I usually have pretty good luck on my beer trips. My recent trip out to Denver was no exception. I wish that I could say I was doing advance scouting for the National Homebrew Conference or the Great American Beer Festival, but my purpose was not so grand as that. I just happened to be in town and happened to be thirsty. There's something about being at high altitudes that makes me thirsty.
I've already written about Pints Pub (elsewhere) and mentioned that I did the tour of Flying Dog and Stranahan's Colorado Whiskey distillery. I teased everyone by stating I had visited several other breweries, but didn't reveal what those other places where. I'll rectify that omission now.
My first beer in Denver was at the Rock Bottom (corporate website) on the 16th Street Mall (at the corner of Curtis Street).
It was just a couple of blocks from the convention center (the gravitational focus of my beer orbit) so I dashed over there for lunch on the first day. That first beer was a wheat beer, not quite a hefeweizen, more what I think of as an American wheat -- cloudy and a tad tart finessed with some bitterness -- a completely different beast from its Bavarian cousin.
The first beer of day is always the best, or nearly always. I first noticed this phenomenon when I was doing my English pub tour last September. I started hitting the pubs at about 1:30 or 2 in the afternoon and that first pint was so delicious. Oddly enough my pub companion on that trip was Pete Brown's Three Sheets to the Wind and he noted that same phenomenon -- the first beer after you get off the airplane is always the best beer in the world.
The wheat beer at Rock Bottom barely hit the sides of my throat on the way down -- I was pretty thirsty after talking for an hour and a half about subjects literary to a packed room of conference attendees. After disappearing the wheat so fast I realized that I probably should have started with a glass of water, but hell! I was in Denver and I wasn't driving anywhere for the next five days, so I felt I could splurge just a little since there was no possible way I would be endangering anyone.
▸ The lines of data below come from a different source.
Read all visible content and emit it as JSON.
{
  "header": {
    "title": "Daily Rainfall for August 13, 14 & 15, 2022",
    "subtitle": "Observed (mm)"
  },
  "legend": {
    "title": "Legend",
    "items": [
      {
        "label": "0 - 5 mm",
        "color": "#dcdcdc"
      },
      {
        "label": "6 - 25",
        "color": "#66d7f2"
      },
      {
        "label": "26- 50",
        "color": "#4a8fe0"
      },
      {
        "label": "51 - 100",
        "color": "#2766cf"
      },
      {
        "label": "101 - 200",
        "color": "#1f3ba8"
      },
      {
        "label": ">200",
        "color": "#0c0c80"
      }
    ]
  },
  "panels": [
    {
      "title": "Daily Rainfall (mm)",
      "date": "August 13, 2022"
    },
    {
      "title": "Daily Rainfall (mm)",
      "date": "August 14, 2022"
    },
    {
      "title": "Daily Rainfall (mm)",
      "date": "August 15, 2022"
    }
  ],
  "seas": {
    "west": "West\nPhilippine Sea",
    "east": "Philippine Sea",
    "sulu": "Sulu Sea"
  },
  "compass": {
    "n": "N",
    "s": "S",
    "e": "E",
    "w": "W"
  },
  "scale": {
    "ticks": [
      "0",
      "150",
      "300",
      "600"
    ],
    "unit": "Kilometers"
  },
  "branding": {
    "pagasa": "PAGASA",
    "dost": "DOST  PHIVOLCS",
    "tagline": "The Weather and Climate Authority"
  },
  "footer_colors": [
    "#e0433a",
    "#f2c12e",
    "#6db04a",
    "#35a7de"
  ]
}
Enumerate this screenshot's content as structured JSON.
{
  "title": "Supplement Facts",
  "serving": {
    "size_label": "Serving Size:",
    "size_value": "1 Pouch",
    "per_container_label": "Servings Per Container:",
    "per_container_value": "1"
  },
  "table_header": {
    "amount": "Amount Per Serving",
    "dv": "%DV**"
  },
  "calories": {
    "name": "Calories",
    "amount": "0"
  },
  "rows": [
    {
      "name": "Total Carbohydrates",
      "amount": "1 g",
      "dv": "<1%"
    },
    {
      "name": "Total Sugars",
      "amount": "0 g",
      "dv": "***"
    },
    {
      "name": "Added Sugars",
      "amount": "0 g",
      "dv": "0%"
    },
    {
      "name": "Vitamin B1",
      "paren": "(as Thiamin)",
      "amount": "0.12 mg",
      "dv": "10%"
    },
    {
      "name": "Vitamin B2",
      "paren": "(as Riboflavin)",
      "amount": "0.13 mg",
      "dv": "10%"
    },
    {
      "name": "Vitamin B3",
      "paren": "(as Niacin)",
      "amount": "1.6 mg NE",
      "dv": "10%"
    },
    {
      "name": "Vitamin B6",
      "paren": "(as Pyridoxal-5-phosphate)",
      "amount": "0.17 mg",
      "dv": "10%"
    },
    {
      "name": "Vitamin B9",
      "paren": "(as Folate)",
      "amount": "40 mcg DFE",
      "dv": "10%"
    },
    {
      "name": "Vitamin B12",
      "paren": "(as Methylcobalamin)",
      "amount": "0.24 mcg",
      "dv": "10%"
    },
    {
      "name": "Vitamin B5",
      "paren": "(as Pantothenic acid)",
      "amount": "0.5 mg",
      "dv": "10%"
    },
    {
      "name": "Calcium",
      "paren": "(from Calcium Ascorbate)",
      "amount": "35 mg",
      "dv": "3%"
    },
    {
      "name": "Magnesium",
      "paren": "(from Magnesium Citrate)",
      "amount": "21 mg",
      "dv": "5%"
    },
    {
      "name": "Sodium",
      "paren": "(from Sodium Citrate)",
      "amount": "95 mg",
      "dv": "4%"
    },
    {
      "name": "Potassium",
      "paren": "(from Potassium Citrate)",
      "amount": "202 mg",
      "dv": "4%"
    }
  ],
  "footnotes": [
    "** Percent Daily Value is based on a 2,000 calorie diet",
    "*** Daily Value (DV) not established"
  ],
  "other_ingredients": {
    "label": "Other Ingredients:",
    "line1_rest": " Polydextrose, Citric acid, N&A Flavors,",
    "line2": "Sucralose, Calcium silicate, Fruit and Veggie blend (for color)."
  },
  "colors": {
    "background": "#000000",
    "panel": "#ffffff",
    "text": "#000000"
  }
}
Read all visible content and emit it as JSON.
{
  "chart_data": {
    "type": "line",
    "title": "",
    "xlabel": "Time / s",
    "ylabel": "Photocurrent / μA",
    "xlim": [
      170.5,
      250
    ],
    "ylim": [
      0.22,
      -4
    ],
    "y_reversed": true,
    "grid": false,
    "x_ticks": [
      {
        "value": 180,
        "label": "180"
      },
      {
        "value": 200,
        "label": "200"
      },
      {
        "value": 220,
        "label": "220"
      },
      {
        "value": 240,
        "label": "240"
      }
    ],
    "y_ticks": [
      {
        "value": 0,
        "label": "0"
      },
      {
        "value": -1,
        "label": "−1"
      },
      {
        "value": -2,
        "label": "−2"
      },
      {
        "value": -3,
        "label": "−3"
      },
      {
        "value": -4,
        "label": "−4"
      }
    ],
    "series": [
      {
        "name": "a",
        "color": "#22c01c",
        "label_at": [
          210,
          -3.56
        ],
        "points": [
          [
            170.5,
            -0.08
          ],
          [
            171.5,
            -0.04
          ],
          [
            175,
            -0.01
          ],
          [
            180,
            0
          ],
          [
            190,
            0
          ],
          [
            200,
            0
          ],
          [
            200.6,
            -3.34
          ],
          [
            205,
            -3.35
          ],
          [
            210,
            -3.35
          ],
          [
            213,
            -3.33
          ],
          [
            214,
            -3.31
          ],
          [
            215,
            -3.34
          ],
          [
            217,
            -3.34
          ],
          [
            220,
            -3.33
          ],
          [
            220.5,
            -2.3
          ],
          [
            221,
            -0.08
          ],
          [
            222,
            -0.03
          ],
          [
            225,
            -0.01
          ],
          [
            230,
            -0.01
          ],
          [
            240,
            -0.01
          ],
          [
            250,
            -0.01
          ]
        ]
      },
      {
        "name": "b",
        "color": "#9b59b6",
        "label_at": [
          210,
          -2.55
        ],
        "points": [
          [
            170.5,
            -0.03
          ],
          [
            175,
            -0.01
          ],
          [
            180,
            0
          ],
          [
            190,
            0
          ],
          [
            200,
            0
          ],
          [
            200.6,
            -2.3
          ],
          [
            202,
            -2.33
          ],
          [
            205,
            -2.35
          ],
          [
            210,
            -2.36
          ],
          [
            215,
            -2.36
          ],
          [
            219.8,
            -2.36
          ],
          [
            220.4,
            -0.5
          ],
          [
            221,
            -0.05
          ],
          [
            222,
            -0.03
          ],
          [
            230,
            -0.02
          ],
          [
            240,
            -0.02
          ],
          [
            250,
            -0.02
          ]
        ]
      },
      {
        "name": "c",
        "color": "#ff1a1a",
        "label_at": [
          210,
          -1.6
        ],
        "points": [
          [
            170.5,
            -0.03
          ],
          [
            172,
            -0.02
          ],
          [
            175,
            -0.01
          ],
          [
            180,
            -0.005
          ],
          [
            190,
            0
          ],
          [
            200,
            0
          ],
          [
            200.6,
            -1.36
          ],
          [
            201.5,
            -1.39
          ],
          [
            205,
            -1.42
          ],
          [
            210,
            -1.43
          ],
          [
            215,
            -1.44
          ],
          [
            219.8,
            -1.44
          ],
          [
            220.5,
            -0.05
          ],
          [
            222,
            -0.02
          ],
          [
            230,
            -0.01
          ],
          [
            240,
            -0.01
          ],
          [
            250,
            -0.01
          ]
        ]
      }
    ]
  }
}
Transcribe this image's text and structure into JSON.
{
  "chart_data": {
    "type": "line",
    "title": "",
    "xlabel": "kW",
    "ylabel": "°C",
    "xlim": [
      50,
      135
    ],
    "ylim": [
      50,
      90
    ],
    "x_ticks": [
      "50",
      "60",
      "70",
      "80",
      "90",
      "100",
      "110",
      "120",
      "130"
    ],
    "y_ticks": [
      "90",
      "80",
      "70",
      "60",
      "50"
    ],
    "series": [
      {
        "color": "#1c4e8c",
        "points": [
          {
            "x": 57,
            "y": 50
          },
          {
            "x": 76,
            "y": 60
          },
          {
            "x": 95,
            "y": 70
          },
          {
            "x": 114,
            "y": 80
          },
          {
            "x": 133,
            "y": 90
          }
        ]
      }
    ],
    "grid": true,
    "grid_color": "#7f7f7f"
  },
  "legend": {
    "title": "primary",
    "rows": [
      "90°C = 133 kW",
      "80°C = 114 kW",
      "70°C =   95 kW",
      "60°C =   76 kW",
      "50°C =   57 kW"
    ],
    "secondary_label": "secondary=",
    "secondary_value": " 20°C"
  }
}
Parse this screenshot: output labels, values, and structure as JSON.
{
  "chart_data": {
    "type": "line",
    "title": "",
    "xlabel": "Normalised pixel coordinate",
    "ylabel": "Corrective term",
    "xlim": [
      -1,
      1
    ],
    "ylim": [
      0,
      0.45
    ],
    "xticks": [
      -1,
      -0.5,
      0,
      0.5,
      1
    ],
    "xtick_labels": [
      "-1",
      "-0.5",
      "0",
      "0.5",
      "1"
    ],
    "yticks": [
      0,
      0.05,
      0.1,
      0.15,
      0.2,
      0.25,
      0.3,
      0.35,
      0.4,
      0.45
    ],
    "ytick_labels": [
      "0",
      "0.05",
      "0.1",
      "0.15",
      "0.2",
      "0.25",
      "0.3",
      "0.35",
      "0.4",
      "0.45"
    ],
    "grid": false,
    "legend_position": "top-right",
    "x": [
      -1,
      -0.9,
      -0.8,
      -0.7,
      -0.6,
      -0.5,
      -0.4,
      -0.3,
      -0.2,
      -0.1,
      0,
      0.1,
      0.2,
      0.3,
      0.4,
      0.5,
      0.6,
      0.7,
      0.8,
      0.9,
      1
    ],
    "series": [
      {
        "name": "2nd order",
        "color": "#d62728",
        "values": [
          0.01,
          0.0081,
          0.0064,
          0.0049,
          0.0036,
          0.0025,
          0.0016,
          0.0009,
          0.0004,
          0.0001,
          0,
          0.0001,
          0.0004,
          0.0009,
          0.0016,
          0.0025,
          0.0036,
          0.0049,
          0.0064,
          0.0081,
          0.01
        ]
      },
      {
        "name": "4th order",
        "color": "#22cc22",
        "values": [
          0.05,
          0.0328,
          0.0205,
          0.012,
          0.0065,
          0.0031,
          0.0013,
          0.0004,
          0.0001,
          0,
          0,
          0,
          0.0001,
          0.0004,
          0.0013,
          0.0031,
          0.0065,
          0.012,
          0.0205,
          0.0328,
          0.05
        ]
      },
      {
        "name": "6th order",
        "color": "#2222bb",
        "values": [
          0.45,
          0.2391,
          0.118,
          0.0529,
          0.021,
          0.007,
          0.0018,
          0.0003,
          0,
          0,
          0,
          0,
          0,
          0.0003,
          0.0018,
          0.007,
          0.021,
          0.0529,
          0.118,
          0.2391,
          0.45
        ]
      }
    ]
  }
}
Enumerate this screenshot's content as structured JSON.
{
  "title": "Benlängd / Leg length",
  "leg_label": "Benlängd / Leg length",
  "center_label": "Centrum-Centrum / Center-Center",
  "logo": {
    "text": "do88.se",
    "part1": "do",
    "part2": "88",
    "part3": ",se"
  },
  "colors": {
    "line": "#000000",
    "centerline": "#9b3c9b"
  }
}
The second pint was a responsibly sipped and enjoyed red ale, my kind of balance of hop and malt. It was the perfect complement to the spicy chicken and cilantro pizza that I only ate half of (I suppose I could have eaten the whole thing, but a guy has to preserve his boyish figure even through middle age).
After my two pint lunch I had to go back to the conference, but that doesn't mean I didn't get good beer. I attended an evening meeting and a banquet where New Belgium's Fat Tire was served. Being from the East Coast where Fat Tire is as common as the Dodo, having ready access to Fat Tire at the conference was a real treat. However, by the end of the week I realized that Fat Tire was even more common in Denver than megaswill.
This is already running a bit long so I'll continue with this Denver pub crawl and a future post.